At the same time, the organisational structure of Hamburg Süd is being reshaped to closer align it with its Danish parent, and Damco’s Air and LCL products will be combined with Maersk’s logistics and services products.

“It is important we keep a certain momentum and we stay true to the strategy we have,” Maersk Ocean and Logistics chief executive Vincent Clerc told Lloyd’s List. “That means that periodically we have to make adjustments to the organisation to enable ourselves to work more efficiently for our customers.”

A large part of the Damco business had already been brought under the Maersk umbrella.

“This year has been rich in learning as we have gone through a lot of stressed supply chains that need to be catered for,” Mr Clerc said. “The outcome is that we need to build the company around the needs of the customer and not around the legacy that we have from earlier acquisitions, past business models and organisational footprints.

“We have to ask how is this right for the customers’ needs and does it deliver on what we sell to our customers most efficiently.”

The ability to provide multimodal transport to customers so that they can make choices about the speed they need in their supply chain was important, he said.

“Being able to switch between airfreight, ocean and intercontinental rail is increasingly important and our structure of having airfreight in Damco and Ocean separately did not make it easy to meet those needs.”

The expansion of e-commerce shipments had also increased the need for LCL shipments.

“By having full container loads in Maersk and LCL in Damco, it did not make it easy for ourselves to meet these needs,” Mr Clerc said.

Maersk said the value propositions of Maersk and Safmarine had converged as both brands had focused on customers, and as digital interaction with customers had increased.

“Safmarine is the fruit of an acquisition that happened 22 years ago,” Mr Clerc said.

“During this time, the brands have converged; Maersk has become more customer-centric, and at the same time digitalisation has permeated Safmarine in ways that are different to the value proposition that they had in the market many years ago.”

Hamburg Süd, which will continue as a stand-alone brand for the foreseeable future, “is a very well-run company with a very high standing in the market”.

“After two or three years, we now understand where it makes sense to be closer together and where it should be separate,” Mr Clerc said. 

The Hamburg-based line is differentiated by being more reliant on person-to-person contact and has different customer and cargo segments.

“It is clear that by having two brands we are able to reach much wider into the market than with one, which was no longer the case with Safmarine,” he  said. “Our view is that we should have as many brands as are needed but no more than that.”

Changes to Hamburg Süd would be more at the organisational level.

“Today we have a region for Maersk and a region for Hamburg Süd,” Mr Clerc said. “That is a costly set-up to have and it also creates complexities and makes co-ordination more difficult.

``We want to be more agile and have better ways of working. It allows us to take costs out and have one regional structure for the whole of the Ocean and Logistics division.”

But keeping Hamburg Süd’s unique culture will mean that the headquarters in Hamburg will remain separate and distinct.

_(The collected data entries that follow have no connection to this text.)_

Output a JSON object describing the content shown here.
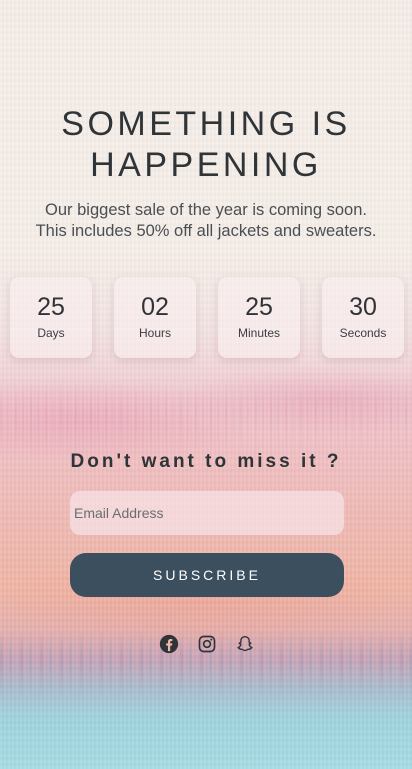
{
  "hero": {
    "title_line1": "SOMETHING IS",
    "title_line2": "HAPPENING",
    "subtitle_line1": "Our biggest sale of the year is coming soon.",
    "subtitle_line2": "This includes 50% off all jackets and sweaters."
  },
  "countdown": [
    {
      "value": "25",
      "label": "Days"
    },
    {
      "value": "02",
      "label": "Hours"
    },
    {
      "value": "25",
      "label": "Minutes"
    },
    {
      "value": "30",
      "label": "Seconds"
    }
  ],
  "signup": {
    "heading": "Don't want to miss it ?",
    "email_placeholder": "Email Address",
    "button_label": "SUBSCRIBE"
  },
  "social": {
    "icons": [
      "facebook-icon",
      "instagram-icon",
      "snapchat-icon"
    ]
  },
  "colors": {
    "button_bg": "#3b4f5e",
    "text_dark": "#2f3438"
  }
}
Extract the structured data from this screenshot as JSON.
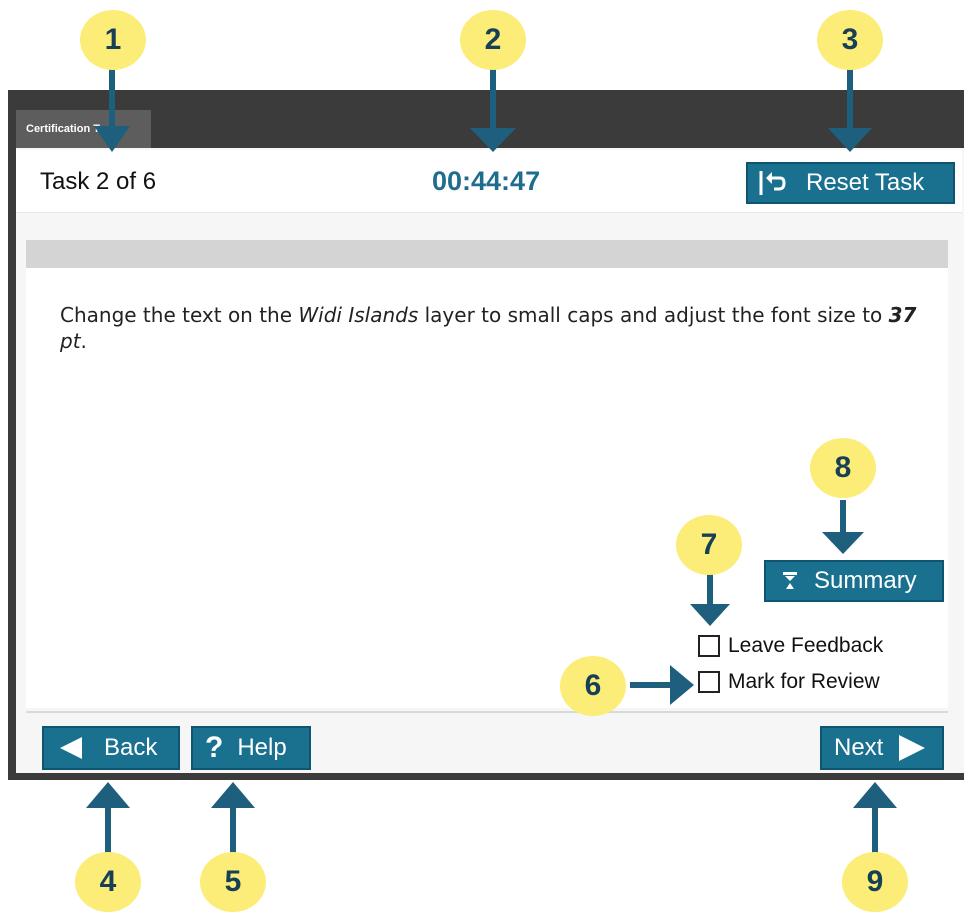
{
  "tab": {
    "label": "Certification Test"
  },
  "header": {
    "task_counter": "Task 2 of 6",
    "timer": "00:44:47",
    "reset_label": "Reset Task"
  },
  "instruction": {
    "part1": "Change the text on the ",
    "layer_name": "Widi Islands",
    "part2": " layer to small caps and adjust the font size to ",
    "size_value": "37",
    "size_unit": " pt",
    "end": "."
  },
  "summary_label": "Summary",
  "checkboxes": {
    "leave_feedback": "Leave Feedback",
    "mark_review": "Mark for Review"
  },
  "footer": {
    "back_label": "Back",
    "help_label": "Help",
    "next_label": "Next"
  },
  "callouts": [
    "1",
    "2",
    "3",
    "4",
    "5",
    "6",
    "7",
    "8",
    "9"
  ],
  "colors": {
    "button": "#19708f",
    "timer": "#1e6d8c",
    "callout": "#fbed78",
    "arrow": "#1d5f7c"
  }
}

“You want somebody to stand for that difference and the risk is that gravity will take over and if everything takes place in Copenhagen we will probably erode that value.”

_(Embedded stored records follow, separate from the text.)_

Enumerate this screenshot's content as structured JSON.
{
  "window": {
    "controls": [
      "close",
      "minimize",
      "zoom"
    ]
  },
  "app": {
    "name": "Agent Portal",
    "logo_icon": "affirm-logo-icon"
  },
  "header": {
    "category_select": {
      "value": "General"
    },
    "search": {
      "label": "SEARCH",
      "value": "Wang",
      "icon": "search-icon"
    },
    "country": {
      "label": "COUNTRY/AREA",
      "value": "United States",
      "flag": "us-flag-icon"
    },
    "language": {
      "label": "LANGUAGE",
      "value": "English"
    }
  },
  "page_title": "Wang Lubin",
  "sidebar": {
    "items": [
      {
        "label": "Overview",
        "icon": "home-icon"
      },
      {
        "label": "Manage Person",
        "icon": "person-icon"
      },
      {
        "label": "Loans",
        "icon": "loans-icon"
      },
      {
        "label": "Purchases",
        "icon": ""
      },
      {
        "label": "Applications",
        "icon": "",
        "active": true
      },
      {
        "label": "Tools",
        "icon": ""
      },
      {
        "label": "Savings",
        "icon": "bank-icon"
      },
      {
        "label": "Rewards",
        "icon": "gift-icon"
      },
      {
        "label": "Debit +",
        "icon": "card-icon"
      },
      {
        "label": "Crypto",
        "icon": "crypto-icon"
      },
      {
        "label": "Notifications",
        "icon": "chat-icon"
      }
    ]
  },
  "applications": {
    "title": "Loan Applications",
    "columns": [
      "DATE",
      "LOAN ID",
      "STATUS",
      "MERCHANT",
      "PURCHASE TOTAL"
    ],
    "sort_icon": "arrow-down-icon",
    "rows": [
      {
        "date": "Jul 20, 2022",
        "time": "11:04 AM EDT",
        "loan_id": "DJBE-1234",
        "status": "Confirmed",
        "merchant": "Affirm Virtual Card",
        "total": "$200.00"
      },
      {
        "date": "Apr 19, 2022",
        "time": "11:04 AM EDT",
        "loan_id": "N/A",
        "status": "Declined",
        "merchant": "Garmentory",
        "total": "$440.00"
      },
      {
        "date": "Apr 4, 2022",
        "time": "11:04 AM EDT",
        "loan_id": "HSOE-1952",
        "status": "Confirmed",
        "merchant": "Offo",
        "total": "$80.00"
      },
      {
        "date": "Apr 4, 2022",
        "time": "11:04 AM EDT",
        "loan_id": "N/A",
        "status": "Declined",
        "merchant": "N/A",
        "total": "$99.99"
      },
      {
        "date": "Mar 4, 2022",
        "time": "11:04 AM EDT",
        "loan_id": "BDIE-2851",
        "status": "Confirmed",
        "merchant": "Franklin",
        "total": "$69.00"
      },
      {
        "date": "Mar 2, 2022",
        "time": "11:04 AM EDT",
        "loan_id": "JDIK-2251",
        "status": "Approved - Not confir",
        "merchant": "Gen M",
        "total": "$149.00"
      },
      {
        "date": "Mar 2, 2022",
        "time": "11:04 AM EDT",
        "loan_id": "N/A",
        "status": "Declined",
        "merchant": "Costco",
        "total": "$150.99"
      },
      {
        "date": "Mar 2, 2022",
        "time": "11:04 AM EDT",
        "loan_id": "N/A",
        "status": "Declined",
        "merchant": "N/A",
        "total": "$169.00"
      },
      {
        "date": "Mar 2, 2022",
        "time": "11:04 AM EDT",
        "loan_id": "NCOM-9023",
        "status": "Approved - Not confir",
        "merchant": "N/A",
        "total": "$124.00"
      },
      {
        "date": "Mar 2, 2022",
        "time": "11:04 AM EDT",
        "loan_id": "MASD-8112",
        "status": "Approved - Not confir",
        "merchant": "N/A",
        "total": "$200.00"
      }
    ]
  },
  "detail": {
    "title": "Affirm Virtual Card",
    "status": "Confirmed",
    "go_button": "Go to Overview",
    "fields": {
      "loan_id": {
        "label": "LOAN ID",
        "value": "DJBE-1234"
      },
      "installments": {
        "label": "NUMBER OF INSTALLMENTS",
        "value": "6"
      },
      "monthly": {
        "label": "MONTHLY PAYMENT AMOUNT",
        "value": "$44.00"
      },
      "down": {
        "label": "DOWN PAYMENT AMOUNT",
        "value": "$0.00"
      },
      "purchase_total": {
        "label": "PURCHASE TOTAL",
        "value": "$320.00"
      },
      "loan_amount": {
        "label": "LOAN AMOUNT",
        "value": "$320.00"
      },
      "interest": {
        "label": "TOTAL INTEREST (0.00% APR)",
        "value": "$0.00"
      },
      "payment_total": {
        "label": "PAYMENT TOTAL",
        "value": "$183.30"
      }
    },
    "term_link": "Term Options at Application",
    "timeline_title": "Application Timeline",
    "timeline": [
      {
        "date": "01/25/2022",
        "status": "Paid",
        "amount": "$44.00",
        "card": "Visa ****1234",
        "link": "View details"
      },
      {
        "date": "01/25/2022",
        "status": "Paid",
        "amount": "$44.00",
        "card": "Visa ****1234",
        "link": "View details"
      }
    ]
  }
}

Mr Clerc said the changes were not simply about cutting costs, nor were they decided by the pandemic-driven fall in volumes.

“We started some of this in October last year and delayed the implementation from early May due to the pandemic,” he said.

But costs would be reduced, along with headcount, although Maersk is not yet releasing figures for either.

“When you bring silos closer together, you reduce overheads so there will be some redundancies,” he said. “Consultations are ongoing and the full numbers of job losses and cost savings will be announced in the third-quarter results at the latest.”